Business Standard

Readers’ Corner

- The writer is director, Transcend Consulting. The views expressed are the expert’s own. Send your queries to yourmoney@bsmail.in KARTIK JHAVERI

I want to invest ~20,000 a month via systematic investment plans (SIP) for 1015 years. I am 32. How should I allocate this amount and in how many funds?

Consider just two or three funds. Ideally you should get a large-cap fund, a mid-cap fund, and perhaps a sector fund. Readers who want to invest a larger sum may consider two funds of each kind. Having more funds does not provide additional diversific­ation benefit. Your minimum timeframe should be 10-15 years, but I urge you to continue for as long as you can. SIP is a very good habit. With an investment of ~20,000 per month, you can expect to receive about ~5 million in 10 years and ~12.5 million in 15 years.

I work for a software company as a human resource manager. My gross salary is ~25,000 and net salary is ~21,000. I am 27 and plan to retire by 55. I want to travel abroad in two years and also plan to buy a car. My current expenses are around ~11,000. How should I invest to reach my goals?

You are embarking on a journey of financial planning, which is fantastic. When we prepare a plan, we decide on investment strategies based on the time frame available. So for your goals that will come up in two years, that is, travel and car purchase, you should invest in short-term bond funds (expect a return of 7-8 per cent). If you are willing to take just a little volatility, you may consider a monthly income plan (MIP), which could give you a return of around 9-10 per cent.

Fund houses will soon change the names of their schemes and merge similar schemes, as the regulator has directed them to do. How will this affect investors?

If you manage your investment­s on your own, such renaming will make it easier for you to identify funds. The name of the fund will accurately represent its investment strategy. That was the objective of this exercise. You will need to study what action your fund house is taking and accordingl­y realign your portfolio. If you have engaged a financial advisor, he will take appropriat­e action to ensure that you have adequate exposure across various investment categories.

I am 33. I have been quitting jobs every two years to pursue my interests for the next one year until my savings are exhausted. I have done it thrice. I am back into a new job. Is there any advice you can give me to ensure that my savings last longer than one year? Are there any insurance policies that I should buy?

With your kind of life strategy, you definitely need health insurance and life insurance as well, if you have dependants. For emergencie­s you may consider a fixed deposit. Savings last longer if you do two things: save more by spending less while you work, and invest smartly so you can earn a better return. I have a suggestion for you. Can you consider working for five years, invest smartly, create a sufficient base of capital, and then quit your job forever? Live off the returns of your investment and pursue your interests forever.

I am a new investor. My parents have always stuck to fixed deposits (FDs) and post office savings schemes. I want to know if investing in mutual funds is safe, who will take care of my investment, and whether I will have to check it at regular intervals myself?

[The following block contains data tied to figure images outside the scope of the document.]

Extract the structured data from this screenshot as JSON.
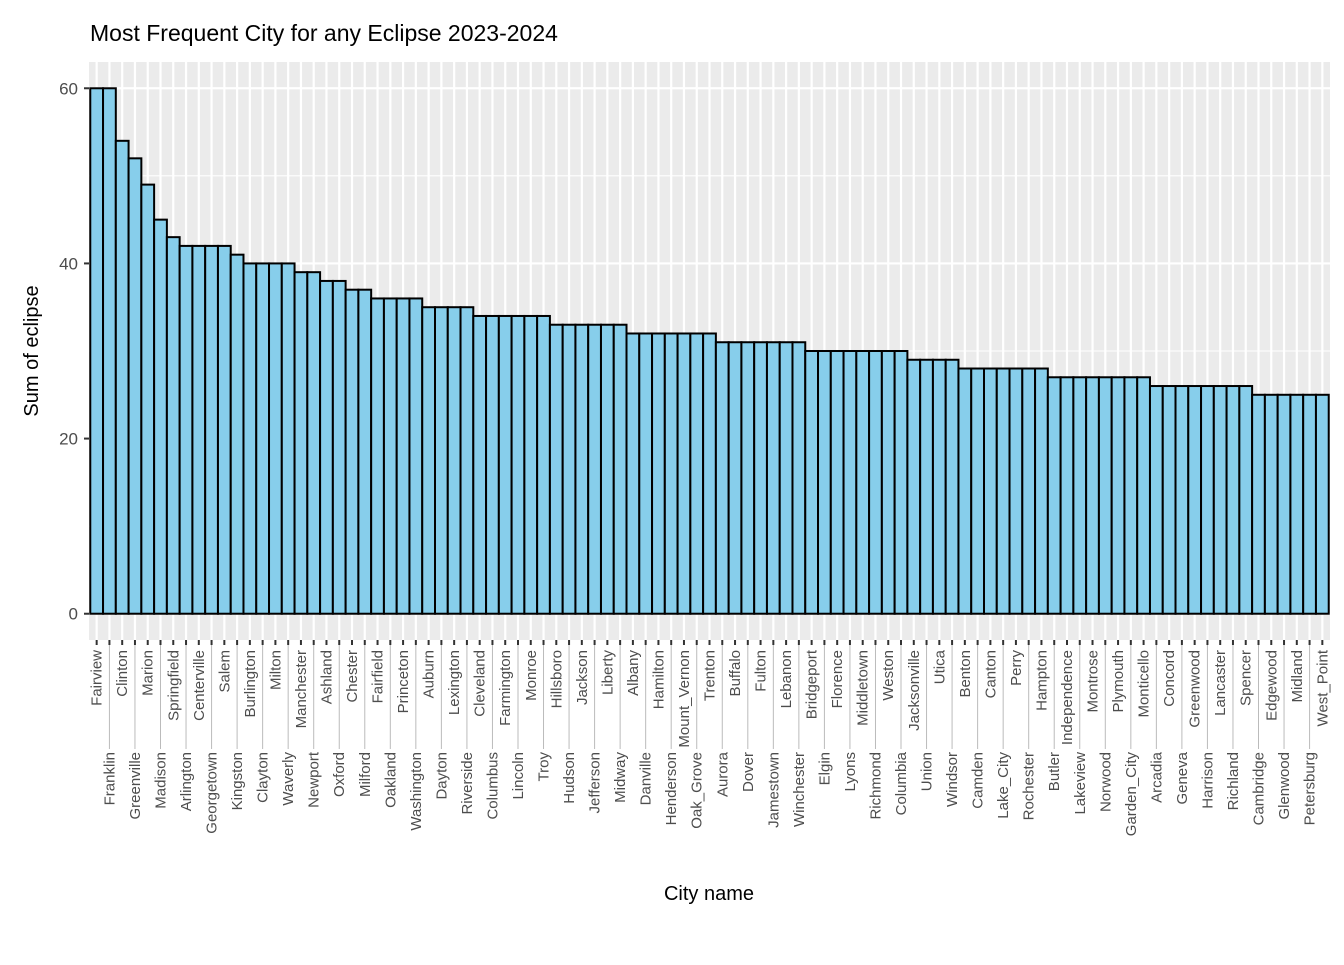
{
  "chart_data": {
    "type": "bar",
    "title": "Most Frequent City for any Eclipse 2023-2024",
    "xlabel": "City name",
    "ylabel": "Sum of eclipse",
    "ylim": [
      0,
      60
    ],
    "yticks": [
      0,
      20,
      40,
      60
    ],
    "grid": true,
    "colors": {
      "bar_fill": "#87CEEB",
      "bar_stroke": "#000000",
      "panel": "#EBEBEB",
      "grid": "#FFFFFF",
      "tick_text": "#4D4D4D"
    },
    "categories": [
      "Fairview",
      "Franklin",
      "Clinton",
      "Greenville",
      "Marion",
      "Madison",
      "Springfield",
      "Arlington",
      "Centerville",
      "Georgetown",
      "Salem",
      "Kingston",
      "Burlington",
      "Clayton",
      "Milton",
      "Waverly",
      "Manchester",
      "Newport",
      "Ashland",
      "Oxford",
      "Chester",
      "Milford",
      "Fairfield",
      "Oakland",
      "Princeton",
      "Washington",
      "Auburn",
      "Dayton",
      "Lexington",
      "Riverside",
      "Cleveland",
      "Columbus",
      "Farmington",
      "Lincoln",
      "Monroe",
      "Troy",
      "Hillsboro",
      "Hudson",
      "Jackson",
      "Jefferson",
      "Liberty",
      "Midway",
      "Albany",
      "Danville",
      "Hamilton",
      "Henderson",
      "Mount_Vernon",
      "Oak_Grove",
      "Trenton",
      "Aurora",
      "Buffalo",
      "Dover",
      "Fulton",
      "Jamestown",
      "Lebanon",
      "Winchester",
      "Bridgeport",
      "Elgin",
      "Florence",
      "Lyons",
      "Middletown",
      "Richmond",
      "Weston",
      "Columbia",
      "Jacksonville",
      "Union",
      "Utica",
      "Windsor",
      "Benton",
      "Camden",
      "Canton",
      "Lake_City",
      "Perry",
      "Rochester",
      "Hampton",
      "Butler",
      "Independence",
      "Lakeview",
      "Montrose",
      "Norwood",
      "Plymouth",
      "Garden_City",
      "Monticello",
      "Arcadia",
      "Concord",
      "Geneva",
      "Greenwood",
      "Harrison",
      "Lancaster",
      "Richland",
      "Spencer",
      "Cambridge",
      "Edgewood",
      "Glenwood",
      "Midland",
      "Petersburg",
      "West_Point"
    ],
    "values": [
      60,
      60,
      54,
      52,
      49,
      45,
      43,
      42,
      42,
      42,
      42,
      41,
      40,
      40,
      40,
      40,
      39,
      39,
      38,
      38,
      37,
      37,
      36,
      36,
      36,
      36,
      35,
      35,
      35,
      35,
      34,
      34,
      34,
      34,
      34,
      34,
      33,
      33,
      33,
      33,
      33,
      33,
      32,
      32,
      32,
      32,
      32,
      32,
      32,
      31,
      31,
      31,
      31,
      31,
      31,
      31,
      30,
      30,
      30,
      30,
      30,
      30,
      30,
      30,
      29,
      29,
      29,
      29,
      28,
      28,
      28,
      28,
      28,
      28,
      28,
      27,
      27,
      27,
      27,
      27,
      27,
      27,
      27,
      26,
      26,
      26,
      26,
      26,
      26,
      26,
      26,
      25,
      25,
      25,
      25,
      25,
      25
    ]
  }
}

Mutual fund are a smart and efficient vehicle for investing. Start by learning about how to invest, and about how to review and monitor your investment­s. You can do yourself. Read a lot and keep yourself updated.

Speaking of fixed deposits, do not get carried away. You might be making a common mistake of comparing apples and oranges, that is, fixed deposits and stock markets. Perhaps deposits give a lot of safety and security to your parents. Your parents can definitely consider debt mutual funds.